Day two saw me shooting urban landscapes in challenging light (lack of) with a full frame Nikon, an extreme wide angle and mid-range (24-70) zoom lens. A momentary panic at the start of the shoot when after my third exposure the camera returned an “ERR” message which I could not immediately resolve but other than that a pleasant stroll even if we weren’t blessed with much light.
So, just a taster of two days shooting mainly with the Nikon D750 and D7100 but with the Fuji X-Pro1 and Fuji X-T1 sneaking in the bag too. Final shot is of Dave’s drone capturing a birds eye view of Elland Bridge.
If there is one thing which initially put me off sharing my thoughts on the move to incorporate mirrorless in my set up it was the “I sold all my dSLR kit and moved to mirrorless and never regretted it” stories that abound both on the internet and even in the real world.
I did sell some of my Nikon gear to finance the foray into Fuji-X-land it’s true but I kept a fully featured Nikon kit (one full frame and one cropped sensor body with five lenses covering 14mm – 300mm) and I still use it, even if it is used less frequently than in the past. My decision to give the Fuji-X series a try was centred around having a lighter option which made for more portable and relaxing photography especially on family trips or days out. It is fair to say that the experience of using the Fuji-X kit has far exceeded my expectations and I cannot see me returning to a DSLR-only set-up. It has fully met the brief in terms of weight and portability and the Fuji have exceeded my expectations in terms of image quality and the sheer enjoyment of using the equipment.

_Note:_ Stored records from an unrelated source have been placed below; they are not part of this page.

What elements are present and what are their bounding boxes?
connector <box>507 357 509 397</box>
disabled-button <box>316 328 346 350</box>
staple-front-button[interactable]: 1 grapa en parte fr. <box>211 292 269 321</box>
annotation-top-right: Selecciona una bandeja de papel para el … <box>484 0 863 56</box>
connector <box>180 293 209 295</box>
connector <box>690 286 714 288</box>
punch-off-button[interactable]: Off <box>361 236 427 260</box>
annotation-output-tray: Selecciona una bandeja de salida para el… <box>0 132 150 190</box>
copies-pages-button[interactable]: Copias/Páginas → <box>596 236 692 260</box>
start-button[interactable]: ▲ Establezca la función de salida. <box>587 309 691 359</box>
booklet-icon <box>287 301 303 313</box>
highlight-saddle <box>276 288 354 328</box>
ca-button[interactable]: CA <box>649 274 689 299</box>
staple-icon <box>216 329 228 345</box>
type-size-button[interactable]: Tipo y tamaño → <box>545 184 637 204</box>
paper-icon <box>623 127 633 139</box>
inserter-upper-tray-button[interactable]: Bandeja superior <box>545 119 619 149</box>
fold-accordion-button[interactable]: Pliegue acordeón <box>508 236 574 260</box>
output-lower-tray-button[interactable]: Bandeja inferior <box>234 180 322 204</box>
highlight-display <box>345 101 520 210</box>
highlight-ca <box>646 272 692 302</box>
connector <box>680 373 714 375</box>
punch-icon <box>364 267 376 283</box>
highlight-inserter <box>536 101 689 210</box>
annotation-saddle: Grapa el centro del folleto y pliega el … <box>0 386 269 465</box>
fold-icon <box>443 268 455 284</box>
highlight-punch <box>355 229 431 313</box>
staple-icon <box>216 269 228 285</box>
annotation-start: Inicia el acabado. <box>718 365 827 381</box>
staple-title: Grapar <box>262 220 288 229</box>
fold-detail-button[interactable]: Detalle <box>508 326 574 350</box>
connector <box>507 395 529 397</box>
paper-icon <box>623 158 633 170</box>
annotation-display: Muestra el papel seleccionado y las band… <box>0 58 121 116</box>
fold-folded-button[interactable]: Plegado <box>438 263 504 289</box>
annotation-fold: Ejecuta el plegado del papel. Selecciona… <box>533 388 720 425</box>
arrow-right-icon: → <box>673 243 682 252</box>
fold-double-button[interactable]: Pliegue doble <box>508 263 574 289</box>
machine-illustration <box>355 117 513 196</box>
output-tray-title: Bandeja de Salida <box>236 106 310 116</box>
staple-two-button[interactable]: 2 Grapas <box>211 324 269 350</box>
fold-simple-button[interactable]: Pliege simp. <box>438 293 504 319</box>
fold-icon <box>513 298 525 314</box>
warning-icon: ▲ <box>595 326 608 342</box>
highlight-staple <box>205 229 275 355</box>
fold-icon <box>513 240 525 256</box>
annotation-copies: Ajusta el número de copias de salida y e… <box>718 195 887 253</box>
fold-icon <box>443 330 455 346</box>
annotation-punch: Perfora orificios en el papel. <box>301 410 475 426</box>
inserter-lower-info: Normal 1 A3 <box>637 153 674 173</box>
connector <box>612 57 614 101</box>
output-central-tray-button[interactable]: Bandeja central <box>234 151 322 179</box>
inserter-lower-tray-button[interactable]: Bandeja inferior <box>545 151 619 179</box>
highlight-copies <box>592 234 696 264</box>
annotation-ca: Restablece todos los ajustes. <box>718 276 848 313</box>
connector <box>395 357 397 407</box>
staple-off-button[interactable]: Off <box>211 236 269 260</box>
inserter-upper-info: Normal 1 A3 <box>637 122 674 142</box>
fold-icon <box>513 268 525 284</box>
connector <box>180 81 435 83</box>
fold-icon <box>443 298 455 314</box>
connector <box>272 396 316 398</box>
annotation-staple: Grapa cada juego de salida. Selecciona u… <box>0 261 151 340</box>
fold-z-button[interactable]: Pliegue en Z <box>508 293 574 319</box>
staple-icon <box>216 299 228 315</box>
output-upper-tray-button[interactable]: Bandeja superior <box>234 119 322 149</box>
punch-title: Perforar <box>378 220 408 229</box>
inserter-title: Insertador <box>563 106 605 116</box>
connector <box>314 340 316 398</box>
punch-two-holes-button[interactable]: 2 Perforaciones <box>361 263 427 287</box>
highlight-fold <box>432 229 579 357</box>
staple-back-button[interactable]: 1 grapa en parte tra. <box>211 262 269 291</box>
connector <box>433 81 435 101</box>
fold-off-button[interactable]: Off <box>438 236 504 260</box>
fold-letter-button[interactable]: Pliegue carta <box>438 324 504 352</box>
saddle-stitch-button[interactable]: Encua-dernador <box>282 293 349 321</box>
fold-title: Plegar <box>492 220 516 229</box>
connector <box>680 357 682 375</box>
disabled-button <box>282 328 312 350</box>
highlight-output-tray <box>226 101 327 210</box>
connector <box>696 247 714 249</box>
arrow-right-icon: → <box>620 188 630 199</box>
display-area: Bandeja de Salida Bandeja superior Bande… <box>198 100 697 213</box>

All of which does not mean that the Nikon DSLRs have suddenly become terrible cameras nor that I’ve suddenly stopped enjoying using them. For macro work and indoor work such as my water-splash photography the Nikon D750 with Sigma 105mm f2.8 macro lens is still my go-to option, the Fuji kit I have simply cannot match this set up for flexibility to even usability.
The other area where I feel the Fuji system still has limitations is with regards to wildlife photography. I am not a regular bird photographer but when I do I use the D7100 with a 300mm f4 prime lens and a 1.4 converter which gives me just over 600mm in full-frame terms (300 x 1.5 x 1.4 = 630) and the combination produces sharp, crisp images which are perfectly good for my use. The focus on the crop-sensor Nikon is very responsive and with appropriate care I’ve had some good results. From everything I read, whilst Fuji are making strides in this direction they haven’t got there yet.
I had a good conversation today with a friend of mine who has followed a similar path to mine, albeit he is six months ahead of me. Long story short he came to the same conclusions as I have and currently runs two systems. He finally loosed the shackles of full frame and has kept a Nikon DX camera with a 50mm prime and the three telephoto lenses he uses for wildlife. For everything else he uses a Fuji X-T2 and X-Pro2. Whilst the exact make-up of our kit differs he has basically adopted the same dual-system set-up that I am tending towards and it works for him. I think it is going to work well for me too.
As the images here show I was out yesterday with two Nikon DSLRs, three f2.8 lenses and a hefty tripod. As always a delight to use and I’m well pleased with the results. My shoulders and back however reminded me this morning what I had been carrying yesterday.
So, if I had one, I guess my mantra would be “I sold some kit, made the move to a part-mirrorless/part-DSLR system and I am not regretting it”.